Neither does the traditional 'faith' sector stand accused of turning of radicalised believers who are likely to become involved in acts of aggression in this country or elsewhere.

These traditional 'faith' schools do what they say on the tin and have a broad and balanced curriculum. For Ms Bennett to smear the stated mission of schools such as CV by tarring them with the same brush as 'radicalised Islam' is a slur to far and demonstrates her ignorance and not a little of what I suspect is blindly aggressive atheism.

FJM's picture
Mon, 09/06/2014 - 16:08

Indeed!


Andy V's picture
Mon, 09/06/2014 - 12:02

Yet more mindless, ill-considered, ill-conceived nonsense from politicians.

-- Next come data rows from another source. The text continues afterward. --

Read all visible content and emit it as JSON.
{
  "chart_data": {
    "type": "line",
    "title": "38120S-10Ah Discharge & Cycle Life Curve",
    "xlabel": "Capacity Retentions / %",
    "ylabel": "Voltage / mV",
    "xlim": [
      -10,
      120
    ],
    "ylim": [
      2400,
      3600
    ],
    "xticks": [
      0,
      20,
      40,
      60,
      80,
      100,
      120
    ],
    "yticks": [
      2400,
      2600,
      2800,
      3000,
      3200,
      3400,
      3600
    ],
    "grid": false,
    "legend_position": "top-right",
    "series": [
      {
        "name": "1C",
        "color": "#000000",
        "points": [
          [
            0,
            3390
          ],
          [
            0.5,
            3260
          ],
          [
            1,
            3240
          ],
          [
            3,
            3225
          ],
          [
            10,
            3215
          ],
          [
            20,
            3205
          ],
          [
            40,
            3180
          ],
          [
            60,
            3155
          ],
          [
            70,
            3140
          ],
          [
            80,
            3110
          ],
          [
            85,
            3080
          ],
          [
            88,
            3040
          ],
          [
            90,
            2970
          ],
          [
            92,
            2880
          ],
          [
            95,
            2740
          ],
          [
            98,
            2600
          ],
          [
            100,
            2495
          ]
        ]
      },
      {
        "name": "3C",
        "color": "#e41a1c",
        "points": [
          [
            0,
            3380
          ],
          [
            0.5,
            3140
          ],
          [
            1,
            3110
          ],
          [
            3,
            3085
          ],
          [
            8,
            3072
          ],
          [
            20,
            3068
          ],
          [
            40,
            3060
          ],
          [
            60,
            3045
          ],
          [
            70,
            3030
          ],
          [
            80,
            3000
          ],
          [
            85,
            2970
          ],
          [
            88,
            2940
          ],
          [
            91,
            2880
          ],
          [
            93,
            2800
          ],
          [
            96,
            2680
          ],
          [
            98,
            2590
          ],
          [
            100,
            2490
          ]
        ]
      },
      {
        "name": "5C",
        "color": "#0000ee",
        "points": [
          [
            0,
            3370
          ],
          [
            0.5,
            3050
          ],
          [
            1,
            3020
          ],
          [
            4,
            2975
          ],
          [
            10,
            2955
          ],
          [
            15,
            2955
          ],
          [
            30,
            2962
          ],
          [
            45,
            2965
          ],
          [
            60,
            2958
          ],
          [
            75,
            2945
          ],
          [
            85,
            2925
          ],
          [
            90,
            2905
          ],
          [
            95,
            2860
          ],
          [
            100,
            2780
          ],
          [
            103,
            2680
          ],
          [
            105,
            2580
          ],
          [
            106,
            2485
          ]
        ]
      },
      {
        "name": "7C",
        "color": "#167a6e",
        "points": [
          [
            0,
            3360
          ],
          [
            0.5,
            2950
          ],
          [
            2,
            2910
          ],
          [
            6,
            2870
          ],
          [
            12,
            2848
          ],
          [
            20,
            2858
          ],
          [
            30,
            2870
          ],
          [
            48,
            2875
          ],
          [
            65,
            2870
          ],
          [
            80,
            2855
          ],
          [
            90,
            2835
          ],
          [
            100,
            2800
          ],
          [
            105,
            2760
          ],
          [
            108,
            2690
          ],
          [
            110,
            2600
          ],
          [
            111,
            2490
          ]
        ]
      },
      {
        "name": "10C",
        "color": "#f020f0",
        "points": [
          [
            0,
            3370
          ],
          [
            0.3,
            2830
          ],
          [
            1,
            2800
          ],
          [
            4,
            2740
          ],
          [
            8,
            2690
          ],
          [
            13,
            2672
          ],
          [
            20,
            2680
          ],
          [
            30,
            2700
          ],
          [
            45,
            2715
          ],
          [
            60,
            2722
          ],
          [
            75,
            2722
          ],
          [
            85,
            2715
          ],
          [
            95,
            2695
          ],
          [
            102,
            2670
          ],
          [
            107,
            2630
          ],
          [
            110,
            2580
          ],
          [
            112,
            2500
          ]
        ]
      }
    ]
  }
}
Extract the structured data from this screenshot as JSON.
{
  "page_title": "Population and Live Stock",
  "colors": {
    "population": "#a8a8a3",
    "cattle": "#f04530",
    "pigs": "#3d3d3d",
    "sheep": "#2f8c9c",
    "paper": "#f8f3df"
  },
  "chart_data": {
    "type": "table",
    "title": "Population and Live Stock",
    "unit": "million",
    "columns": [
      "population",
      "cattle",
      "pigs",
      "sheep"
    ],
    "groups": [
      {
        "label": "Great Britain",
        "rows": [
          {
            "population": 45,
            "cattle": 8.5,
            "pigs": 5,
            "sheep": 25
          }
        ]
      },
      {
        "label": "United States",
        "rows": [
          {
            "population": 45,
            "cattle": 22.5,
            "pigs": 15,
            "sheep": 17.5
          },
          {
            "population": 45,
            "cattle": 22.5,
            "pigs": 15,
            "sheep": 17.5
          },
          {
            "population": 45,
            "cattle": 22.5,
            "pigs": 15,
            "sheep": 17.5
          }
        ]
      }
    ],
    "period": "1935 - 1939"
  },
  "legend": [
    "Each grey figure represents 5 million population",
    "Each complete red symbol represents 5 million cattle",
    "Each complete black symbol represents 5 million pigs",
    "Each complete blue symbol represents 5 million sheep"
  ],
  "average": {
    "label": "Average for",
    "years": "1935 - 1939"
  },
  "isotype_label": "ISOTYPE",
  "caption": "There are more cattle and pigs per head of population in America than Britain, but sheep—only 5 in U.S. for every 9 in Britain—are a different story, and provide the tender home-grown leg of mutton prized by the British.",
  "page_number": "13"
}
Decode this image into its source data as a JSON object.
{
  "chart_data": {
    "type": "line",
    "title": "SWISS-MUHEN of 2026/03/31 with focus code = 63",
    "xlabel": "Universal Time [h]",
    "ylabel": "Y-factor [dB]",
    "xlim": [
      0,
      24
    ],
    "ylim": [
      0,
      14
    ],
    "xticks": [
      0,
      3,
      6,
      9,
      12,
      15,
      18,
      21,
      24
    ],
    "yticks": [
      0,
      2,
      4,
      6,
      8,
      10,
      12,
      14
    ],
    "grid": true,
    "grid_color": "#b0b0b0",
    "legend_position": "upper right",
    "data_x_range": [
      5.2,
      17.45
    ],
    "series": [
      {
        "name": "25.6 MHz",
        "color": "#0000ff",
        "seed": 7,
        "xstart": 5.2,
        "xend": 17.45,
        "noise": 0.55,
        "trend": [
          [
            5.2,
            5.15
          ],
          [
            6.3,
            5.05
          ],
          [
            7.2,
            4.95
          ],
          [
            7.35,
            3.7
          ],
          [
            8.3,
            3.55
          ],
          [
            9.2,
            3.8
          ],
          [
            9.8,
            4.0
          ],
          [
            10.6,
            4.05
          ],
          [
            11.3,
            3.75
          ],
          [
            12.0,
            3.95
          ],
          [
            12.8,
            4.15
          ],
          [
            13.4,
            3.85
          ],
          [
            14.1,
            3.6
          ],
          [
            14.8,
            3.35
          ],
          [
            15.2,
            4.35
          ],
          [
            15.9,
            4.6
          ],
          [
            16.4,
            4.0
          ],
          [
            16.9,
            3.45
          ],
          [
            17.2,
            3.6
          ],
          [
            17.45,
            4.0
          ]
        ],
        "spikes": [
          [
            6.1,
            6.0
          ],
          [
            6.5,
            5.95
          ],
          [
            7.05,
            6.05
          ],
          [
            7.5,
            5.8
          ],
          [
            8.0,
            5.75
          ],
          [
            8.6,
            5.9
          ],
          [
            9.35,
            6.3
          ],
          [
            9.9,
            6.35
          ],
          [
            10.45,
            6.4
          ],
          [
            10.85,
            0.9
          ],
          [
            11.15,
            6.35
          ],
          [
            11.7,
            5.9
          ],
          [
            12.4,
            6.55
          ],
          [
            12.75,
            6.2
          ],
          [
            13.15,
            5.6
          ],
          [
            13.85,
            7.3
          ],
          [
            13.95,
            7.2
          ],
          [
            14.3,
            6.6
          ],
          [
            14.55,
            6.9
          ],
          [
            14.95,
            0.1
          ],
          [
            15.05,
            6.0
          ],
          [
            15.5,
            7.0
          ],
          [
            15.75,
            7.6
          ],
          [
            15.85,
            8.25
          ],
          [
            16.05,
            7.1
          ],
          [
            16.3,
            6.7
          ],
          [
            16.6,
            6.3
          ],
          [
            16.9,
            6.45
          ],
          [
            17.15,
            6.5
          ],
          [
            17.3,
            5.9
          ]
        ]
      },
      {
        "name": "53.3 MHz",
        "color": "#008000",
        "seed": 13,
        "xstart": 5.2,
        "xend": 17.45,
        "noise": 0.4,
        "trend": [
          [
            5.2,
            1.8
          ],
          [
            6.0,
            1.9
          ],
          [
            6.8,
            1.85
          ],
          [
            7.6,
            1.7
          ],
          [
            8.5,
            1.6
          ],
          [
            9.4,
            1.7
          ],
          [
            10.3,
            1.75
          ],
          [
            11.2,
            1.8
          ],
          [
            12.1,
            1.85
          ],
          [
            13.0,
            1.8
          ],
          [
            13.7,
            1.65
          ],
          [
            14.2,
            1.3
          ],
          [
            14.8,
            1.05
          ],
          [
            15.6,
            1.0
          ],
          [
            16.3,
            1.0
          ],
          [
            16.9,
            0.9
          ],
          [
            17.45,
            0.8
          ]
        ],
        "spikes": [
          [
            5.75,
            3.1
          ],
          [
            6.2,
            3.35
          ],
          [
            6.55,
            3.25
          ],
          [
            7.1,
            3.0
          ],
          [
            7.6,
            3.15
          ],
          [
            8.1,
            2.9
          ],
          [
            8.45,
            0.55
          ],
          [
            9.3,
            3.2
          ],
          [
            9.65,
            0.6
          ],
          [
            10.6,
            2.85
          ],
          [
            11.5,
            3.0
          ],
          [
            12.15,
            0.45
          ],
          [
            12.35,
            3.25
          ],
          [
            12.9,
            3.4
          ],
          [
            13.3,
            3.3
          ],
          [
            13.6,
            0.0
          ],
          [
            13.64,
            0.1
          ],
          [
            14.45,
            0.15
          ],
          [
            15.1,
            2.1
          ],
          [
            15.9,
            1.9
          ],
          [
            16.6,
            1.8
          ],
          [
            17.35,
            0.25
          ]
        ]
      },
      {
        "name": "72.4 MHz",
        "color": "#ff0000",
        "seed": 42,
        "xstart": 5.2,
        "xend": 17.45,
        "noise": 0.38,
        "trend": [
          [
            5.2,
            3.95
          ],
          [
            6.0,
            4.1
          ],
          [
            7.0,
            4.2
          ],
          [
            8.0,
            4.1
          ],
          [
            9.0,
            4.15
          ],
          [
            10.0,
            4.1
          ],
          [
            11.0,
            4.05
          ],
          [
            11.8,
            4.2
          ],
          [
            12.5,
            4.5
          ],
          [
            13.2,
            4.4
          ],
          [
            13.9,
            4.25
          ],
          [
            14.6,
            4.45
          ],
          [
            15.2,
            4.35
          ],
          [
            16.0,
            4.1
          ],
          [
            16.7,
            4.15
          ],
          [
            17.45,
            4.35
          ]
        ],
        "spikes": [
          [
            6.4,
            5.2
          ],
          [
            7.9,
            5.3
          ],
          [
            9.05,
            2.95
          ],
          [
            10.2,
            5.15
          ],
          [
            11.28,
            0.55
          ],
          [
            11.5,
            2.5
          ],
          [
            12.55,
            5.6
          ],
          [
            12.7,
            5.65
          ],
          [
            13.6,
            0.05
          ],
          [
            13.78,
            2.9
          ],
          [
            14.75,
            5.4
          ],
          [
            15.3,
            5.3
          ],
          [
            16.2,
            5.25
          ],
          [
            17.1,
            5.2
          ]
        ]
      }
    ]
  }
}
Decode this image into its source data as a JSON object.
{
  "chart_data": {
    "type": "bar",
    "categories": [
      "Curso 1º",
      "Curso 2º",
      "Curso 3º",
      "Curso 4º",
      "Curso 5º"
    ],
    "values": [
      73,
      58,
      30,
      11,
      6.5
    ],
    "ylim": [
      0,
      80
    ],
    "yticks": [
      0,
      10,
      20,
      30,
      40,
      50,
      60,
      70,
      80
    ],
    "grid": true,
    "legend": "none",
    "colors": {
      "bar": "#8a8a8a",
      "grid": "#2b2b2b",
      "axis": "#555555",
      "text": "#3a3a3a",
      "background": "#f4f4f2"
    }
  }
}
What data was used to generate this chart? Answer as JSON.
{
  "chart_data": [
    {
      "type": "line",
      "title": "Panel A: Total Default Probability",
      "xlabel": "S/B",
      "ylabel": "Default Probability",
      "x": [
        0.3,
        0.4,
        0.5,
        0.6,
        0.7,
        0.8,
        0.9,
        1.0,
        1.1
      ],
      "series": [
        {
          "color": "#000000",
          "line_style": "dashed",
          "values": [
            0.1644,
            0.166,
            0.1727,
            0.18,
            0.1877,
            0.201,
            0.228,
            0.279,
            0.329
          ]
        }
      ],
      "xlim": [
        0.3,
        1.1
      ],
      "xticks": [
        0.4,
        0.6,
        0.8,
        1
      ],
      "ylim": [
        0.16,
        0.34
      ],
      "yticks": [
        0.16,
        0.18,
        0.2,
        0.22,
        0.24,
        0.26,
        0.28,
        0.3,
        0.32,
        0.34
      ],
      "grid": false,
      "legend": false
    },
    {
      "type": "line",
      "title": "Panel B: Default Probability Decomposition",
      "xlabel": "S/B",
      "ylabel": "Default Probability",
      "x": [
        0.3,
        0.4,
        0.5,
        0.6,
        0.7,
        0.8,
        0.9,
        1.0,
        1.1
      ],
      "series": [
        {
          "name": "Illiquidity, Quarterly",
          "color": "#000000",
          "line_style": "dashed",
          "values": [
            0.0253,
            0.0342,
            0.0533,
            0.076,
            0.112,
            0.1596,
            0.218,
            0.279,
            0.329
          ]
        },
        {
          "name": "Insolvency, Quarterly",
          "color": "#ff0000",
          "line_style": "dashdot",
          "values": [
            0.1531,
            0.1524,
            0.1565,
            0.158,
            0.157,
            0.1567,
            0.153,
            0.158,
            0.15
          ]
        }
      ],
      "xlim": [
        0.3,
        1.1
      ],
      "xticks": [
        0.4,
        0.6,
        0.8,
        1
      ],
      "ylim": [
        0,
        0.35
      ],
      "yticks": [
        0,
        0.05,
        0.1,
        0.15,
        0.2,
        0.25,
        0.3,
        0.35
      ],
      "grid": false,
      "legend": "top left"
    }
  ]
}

I don't much care what guise they come in they are senseless in their striving to obtain votes from any quarter. Blair stole the Conservative clothes to win in 1997 and now Milliband is stealing from the LibDem wardrobe and teenie voters.

We saw rampant immigration under Blair/Brown in their drive to change the voting scales in their favour and Milliband thinks the 16-17 bracket will fall over themselves to say thank you by voting for his party.

This an example of abjectly arrogant political nonsense. A conspiracy theorist might suggest that this is Labour's way of countering the potential loss of all their seats in an independent Scotland.